> On March 23, 2014, 11:57 p.m., Jun Rao wrote:
> > Thanks for the patch. Some comments.
> > 
> > 1. For producer level stats (ie., not node or topic level), for jmx beans, 
> > the package name becomes kafka.producer (since the bean name is 
> > kafka.producer:type=client-id). For the topic and node level stats, jmx 
> > beans have the package name kafka.producer.client-id. Perhaps we can name 
> > the producer level stats under kafka.producer.client-id.aggregate?
> > 
> > 2. Could we make the metrics.timeWindowNs and metrics.samples configurable?
> > 
> > 3. Also, in Metrics, what's the purpose of eventWindow? It's not being used 
> > and I am not sure if there is a case when we will roll the window by count, 
> > instead of size.
> > 
> > 4. When testing using console producer, I sent 1 message and expected the 
> > topic level message rate to be non-zero for at least 30 secs (on average, I 
> > expect the non-zero value to last 45 secs).
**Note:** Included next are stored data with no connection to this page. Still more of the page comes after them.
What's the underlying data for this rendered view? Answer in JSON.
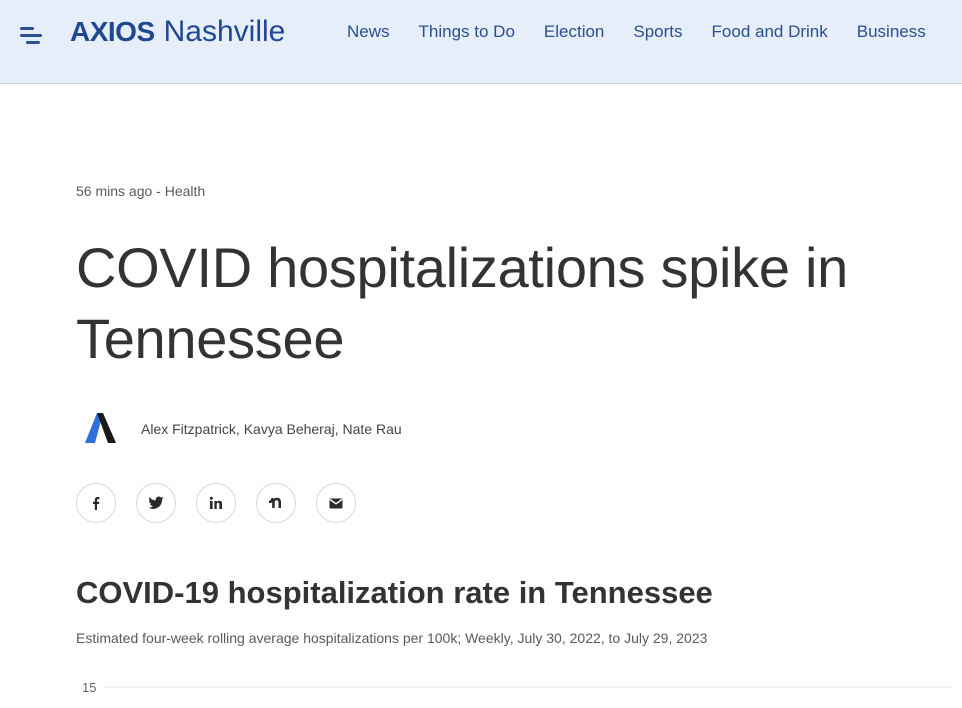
{
  "header": {
    "logo_brand": "AXIOS",
    "logo_city": "Nashville",
    "nav": [
      "News",
      "Things to Do",
      "Election",
      "Sports",
      "Food and Drink",
      "Business"
    ]
  },
  "article": {
    "meta": "56 mins ago - Health",
    "headline": "COVID hospitalizations spike in Tennessee",
    "authors": "Alex Fitzpatrick, Kavya Beheraj, Nate Rau",
    "share_icons": [
      "facebook-icon",
      "twitter-icon",
      "linkedin-icon",
      "nextdoor-icon",
      "email-icon"
    ]
  },
  "chart_data": {
    "type": "line",
    "title": "COVID-19 hospitalization rate in Tennessee",
    "subtitle": "Estimated four-week rolling average hospitalizations per 100k; Weekly, July 30, 2022, to July 29, 2023",
    "y_ticks": [
      "15"
    ],
    "grid": true
  },
  "colors": {
    "header_bg": "#e5eef9",
    "brand": "#1f4891",
    "nav_text": "#2b4f8f",
    "headline_text": "#333333"
  }
}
However, in multiple tests, the 
> > number drops to 0 well before 30 secs.
> > 
> > 5. Metric: Our measurement returns a double. However, we don't synchronize 
> > btw the reader and the writer of the double. Since double access is not 
> > guaranteed to be atomic in java, we could see incorrect value in the output.
> > 
> > 6. Not sure why we need to change the license header. Perhaps we can have a 
> > separate jira to standardize all headers if there is inconsistency?
> 
> Jay Kreps wrote:
>     1. Yes, that makes sense.
>     2. Yes, will do.
>     3. The windows are defined by a time AND event count whichever is 
> triggered first. I am not currently using this but it allows for more 
> responsive metrics updates for metrics where data is plentiful. That is 1000 
> measurements should be enough to get a reasonably low variance measurement so 
> you could make your updates more repsonsive by setting the window to be 1000 
> or 30 seconds, so that frequent metrics would potentially shrink the window 
> to just a few seconds.
>     4. There was a bug that Guozhang caught which I think was causing this. 
> Will be fixed in the next patch.
>     5. Access to the metric value is synchronized by the sensor in 
> KafkaMetric.
>     6. The licenses weren't at the default comment length. I can file a patch 
> to change them all.
> 
> Jun Rao wrote:
>     5. The synchronization in KafkaMetric only handles the reads of the 
> metric. The updates don't seem to be synchronized on the same lock, right?
>     
>     7. Also, noticed that when calculating a reading, we used the elapsed 
> time since the oldest update time, which may not align on the window 
> boundary. Say we have a window of 30 secs and an update comes in at 20 secs. 
> When calculating a rate, we will only account for 10 secs in that window. 
> However, actually only 1 event shows up in the whole 30 secs window.
> 
> Jay Kreps wrote:
>     5. The sensor's lock is used for the metrics the sensor owns so all reads 
> and writes go through that. The sensors acquires and releases the lock for 
> all metric updates and the metric acquires it for reads.
>     7. You raise a good point, though I'm not sure if your description is 
> right either. Currently I compute the elapsed time across all samples first. 
> However if one of the samples is very old (e.g. in the case where there have 
> been no updates) this elapsed time will be very long. However when I compute 
> the value across samples I will purge the old samples. This is backwards, I 
> need to first compute the value and do the purge, then compute the elapsed 
> time off the remaining samples so that these two numbers are comparable.
> 
> Jun Rao wrote:
>     5. Got it. It wasn't obvious to me that KafkaMetrics.lock is actually the 
> sensor lock. Perhaps we could rename it to sensorLock?
>     
>     7. Yes, that's another issue. My original question is a bit different. 
> Say we keep one sample with a window size of 30 secs. At time 20 sec an event 
> is recorded. We will use 1/(now - 20) to calculate the rate. However, there 
> wasn't any update from 0 to 20. So, may be the rate should be 1/(now - 0)?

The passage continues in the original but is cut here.